ROMANCING

    The psychological makeups of men and women are distinct. In romantic love a woman’s feeling side develops differently than a man’s, and her experience of relationship has subtle nuances that men do not experience in the same way.

   When a couple are genuinely related to each other, they are willing to enter into the whole spectrum of human life togeather. They transform even the unexciting, difficult, and mundane things into a joyful and fulfilling component of life. By contrast, romantic love can only last so long as a couple are “high” on one another, so long as the money lasts and the entertainments are exciting. “Stirring the oatmeal” means that two people take their love off the airy level of exciting fantasy and convert it into earthy, practical immediacy. Love is willing to do these “oatmeal” things of life because it is related to a person, not a projection. Romantic love is never happy with the other person just as she or he is.

   In romantic love there is no friendship. Romance and friendship are utterly opposed energies, natural enimies with completely opposing motives. If a man and a woman are friends to each other, then they are “neighbors” as well as lovers; their relationship is suddenly subject to Christ’s dictum: “Love thy neighbor as thyself.” Why then do couples impose unmeaningful demands on each other?
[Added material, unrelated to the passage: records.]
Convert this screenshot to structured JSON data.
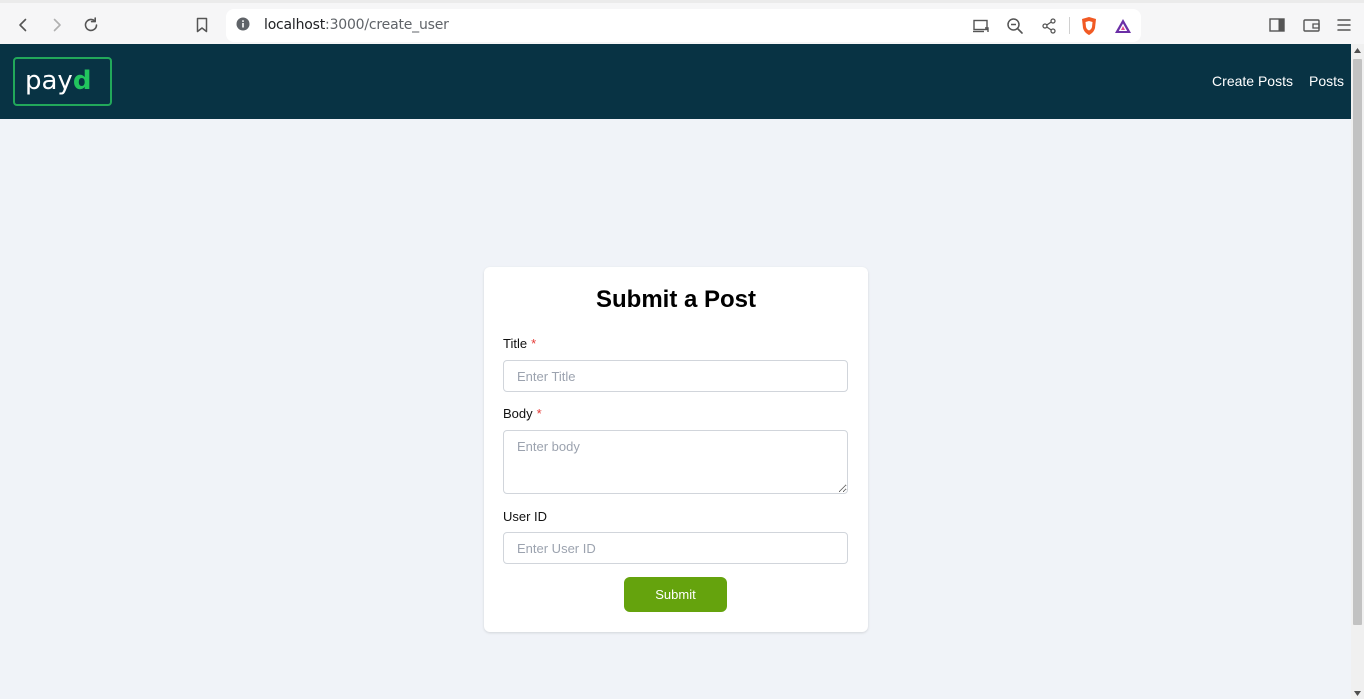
{
  "browser": {
    "url_host": "localhost",
    "url_path": ":3000/create_user",
    "icons": [
      "back-icon",
      "forward-icon",
      "reload-icon",
      "bookmark-icon",
      "info-icon",
      "cast-icon",
      "zoom-out-icon",
      "share-icon",
      "brave-shields-icon",
      "brave-rewards-icon",
      "sidebar-icon",
      "wallet-icon",
      "menu-icon"
    ]
  },
  "header": {
    "logo_text": "payd",
    "nav": [
      "Create Posts",
      "Posts"
    ]
  },
  "form": {
    "title": "Submit a Post",
    "fields": [
      {
        "label": "Title",
        "required_mark": "*",
        "placeholder": "Enter Title"
      },
      {
        "label": "Body",
        "required_mark": "*",
        "placeholder": "Enter body"
      },
      {
        "label": "User ID",
        "placeholder": "Enter User ID"
      }
    ],
    "submit_label": "Submit"
  },
  "colors": {
    "header_bg": "#083344",
    "page_bg": "#f0f3f8",
    "submit_bg": "#65a30d",
    "logo_accent": "#22c55e",
    "required": "#e53935"
  }
}
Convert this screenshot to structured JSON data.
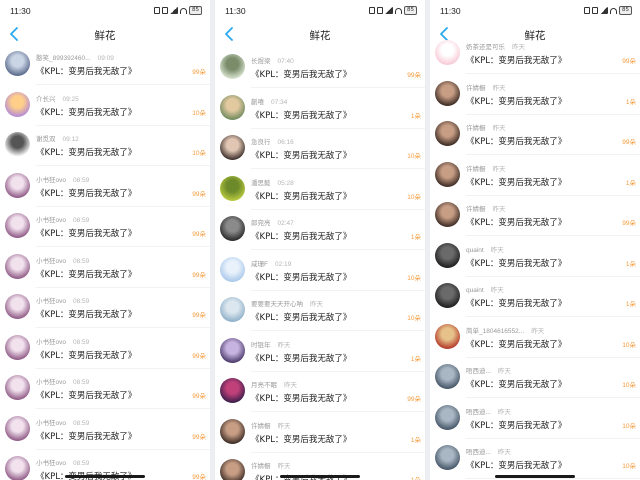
{
  "colors": {
    "accent": "#29a8ee",
    "count": "#f59a3a",
    "page_bg": "#eceef2"
  },
  "panels": [
    {
      "status": {
        "time": "11:30",
        "battery": "85"
      },
      "header": {
        "title": "鲜花",
        "back_icon": "back-arrow-icon"
      },
      "rows": [
        {
          "name": "憨笑_899392460...",
          "time": "09:09",
          "text": "《KPL：变男后我无敌了》",
          "count": "99朵",
          "avatar": [
            "#5a6a8c",
            "#c9d4e4"
          ]
        },
        {
          "name": "介长兴",
          "time": "09:25",
          "text": "《KPL：变男后我无敌了》",
          "count": "10朵",
          "avatar": [
            "#b48bd6",
            "#ffcf8a"
          ]
        },
        {
          "name": "谢觅双",
          "time": "09:12",
          "text": "《KPL：变男后我无敌了》",
          "count": "10朵",
          "avatar": [
            "#ffffff",
            "#555555"
          ]
        },
        {
          "name": "小书狂ovo",
          "time": "08:59",
          "text": "《KPL：变男后我无敌了》",
          "count": "99朵",
          "avatar": [
            "#8f5a86",
            "#f2e2ee"
          ]
        },
        {
          "name": "小书狂ovo",
          "time": "08:59",
          "text": "《KPL：变男后我无敌了》",
          "count": "99朵",
          "avatar": [
            "#8f5a86",
            "#f2e2ee"
          ]
        },
        {
          "name": "小书狂ovo",
          "time": "08:59",
          "text": "《KPL：变男后我无敌了》",
          "count": "99朵",
          "avatar": [
            "#8f5a86",
            "#f2e2ee"
          ]
        },
        {
          "name": "小书狂ovo",
          "time": "08:59",
          "text": "《KPL：变男后我无敌了》",
          "count": "99朵",
          "avatar": [
            "#8f5a86",
            "#f2e2ee"
          ]
        },
        {
          "name": "小书狂ovo",
          "time": "08:59",
          "text": "《KPL：变男后我无敌了》",
          "count": "99朵",
          "avatar": [
            "#8f5a86",
            "#f2e2ee"
          ]
        },
        {
          "name": "小书狂ovo",
          "time": "08:59",
          "text": "《KPL：变男后我无敌了》",
          "count": "99朵",
          "avatar": [
            "#8f5a86",
            "#f2e2ee"
          ]
        },
        {
          "name": "小书狂ovo",
          "time": "08:59",
          "text": "《KPL：变男后我无敌了》",
          "count": "99朵",
          "avatar": [
            "#8f5a86",
            "#f2e2ee"
          ]
        },
        {
          "name": "小书狂ovo",
          "time": "08:59",
          "text": "《KPL：变男后我无敌了》",
          "count": "99朵",
          "avatar": [
            "#8f5a86",
            "#f2e2ee"
          ]
        }
      ]
    },
    {
      "status": {
        "time": "11:30",
        "battery": "85"
      },
      "header": {
        "title": "鲜花",
        "back_icon": "back-arrow-icon"
      },
      "rows": [
        {
          "name": "长煜梁",
          "time": "07:40",
          "text": "《KPL：变男后我无敌了》",
          "count": "99朵",
          "avatar": [
            "#d8e3cf",
            "#7a8c6a"
          ]
        },
        {
          "name": "蒯嘻",
          "time": "07:34",
          "text": "《KPL：变男后我无敌了》",
          "count": "1朵",
          "avatar": [
            "#6f8a5e",
            "#e3c9a0"
          ]
        },
        {
          "name": "急良行",
          "time": "06:16",
          "text": "《KPL：变男后我无敌了》",
          "count": "10朵",
          "avatar": [
            "#3c2f2b",
            "#e0c6b3"
          ]
        },
        {
          "name": "潘思懿",
          "time": "05:28",
          "text": "《KPL：变男后我无敌了》",
          "count": "10朵",
          "avatar": [
            "#b9c940",
            "#6d8a2a"
          ]
        },
        {
          "name": "郎宛亮",
          "time": "02:47",
          "text": "《KPL：变男后我无敌了》",
          "count": "1朵",
          "avatar": [
            "#2a2a2a",
            "#8a8a8a"
          ]
        },
        {
          "name": "咸珊F",
          "time": "02:19",
          "text": "《KPL：变男后我无敌了》",
          "count": "10朵",
          "avatar": [
            "#a9c8ea",
            "#e9f1fb"
          ]
        },
        {
          "name": "要要要天天开心呐",
          "time": "昨天",
          "text": "《KPL：变男后我无敌了》",
          "count": "10朵",
          "avatar": [
            "#8fb0c9",
            "#dbe6ee"
          ]
        },
        {
          "name": "时锟年",
          "time": "昨天",
          "text": "《KPL：变男后我无敌了》",
          "count": "1朵",
          "avatar": [
            "#4a3a6a",
            "#c7b3e0"
          ]
        },
        {
          "name": "月亮不眠",
          "time": "昨天",
          "text": "《KPL：变男后我无敌了》",
          "count": "99朵",
          "avatar": [
            "#3a1e4a",
            "#c0407a"
          ]
        },
        {
          "name": "许婧橱",
          "time": "昨天",
          "text": "《KPL：变男后我无敌了》",
          "count": "1朵",
          "avatar": [
            "#3b2b24",
            "#c79d84"
          ]
        },
        {
          "name": "许婧橱",
          "time": "昨天",
          "text": "《KPL：变男后我无敌了》",
          "count": "1朵",
          "avatar": [
            "#3b2b24",
            "#c79d84"
          ]
        }
      ]
    },
    {
      "status": {
        "time": "11:30",
        "battery": "85"
      },
      "header": {
        "title": "鲜花",
        "back_icon": "back-arrow-icon"
      },
      "rows": [
        {
          "name": "奶茶还是可乐",
          "time": "昨天",
          "text": "《KPL：变男后我无敌了》",
          "count": "99朵",
          "avatar": [
            "#f7c9d6",
            "#ffffff"
          ]
        },
        {
          "name": "许婧橱",
          "time": "昨天",
          "text": "《KPL：变男后我无敌了》",
          "count": "1朵",
          "avatar": [
            "#3b2b24",
            "#c79d84"
          ]
        },
        {
          "name": "许婧橱",
          "time": "昨天",
          "text": "《KPL：变男后我无敌了》",
          "count": "99朵",
          "avatar": [
            "#3b2b24",
            "#c79d84"
          ]
        },
        {
          "name": "许婧橱",
          "time": "昨天",
          "text": "《KPL：变男后我无敌了》",
          "count": "1朵",
          "avatar": [
            "#3b2b24",
            "#c79d84"
          ]
        },
        {
          "name": "许婧橱",
          "time": "昨天",
          "text": "《KPL：变男后我无敌了》",
          "count": "99朵",
          "avatar": [
            "#3b2b24",
            "#c79d84"
          ]
        },
        {
          "name": "quaint",
          "time": "昨天",
          "text": "《KPL：变男后我无敌了》",
          "count": "1朵",
          "avatar": [
            "#1e1e1e",
            "#6a6a6a"
          ]
        },
        {
          "name": "quaint",
          "time": "昨天",
          "text": "《KPL：变男后我无敌了》",
          "count": "1朵",
          "avatar": [
            "#1e1e1e",
            "#6a6a6a"
          ]
        },
        {
          "name": "简单_1804616552...",
          "time": "昨天",
          "text": "《KPL：变男后我无敌了》",
          "count": "10朵",
          "avatar": [
            "#b33a2a",
            "#e6c28a"
          ]
        },
        {
          "name": "唔西迪...",
          "time": "昨天",
          "text": "《KPL：变男后我无敌了》",
          "count": "10朵",
          "avatar": [
            "#445566",
            "#a9b7c4"
          ]
        },
        {
          "name": "唔西迪...",
          "time": "昨天",
          "text": "《KPL：变男后我无敌了》",
          "count": "10朵",
          "avatar": [
            "#445566",
            "#a9b7c4"
          ]
        },
        {
          "name": "唔西迪...",
          "time": "昨天",
          "text": "《KPL：变男后我无敌了》",
          "count": "10朵",
          "avatar": [
            "#445566",
            "#a9b7c4"
          ]
        }
      ]
    }
  ]
}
Because the cult of romance teaches us that we have the right to expect that all our projections will be borne — all our desires satisfied, and all our fantasies made to come true — in the person we are “in love” with.

   Perhaps in the rites of courtship and marriage, couples can eventually learn to exit the system and make a solemn statement to each other: “You will be my best friend.” Perhaps they can learn what it is not to use the other to make them happy but to serve and affirm the ones they love. And perhaps they will discover, to their surprise, that what was needed more than anyhing was not so much to be loved, as to love.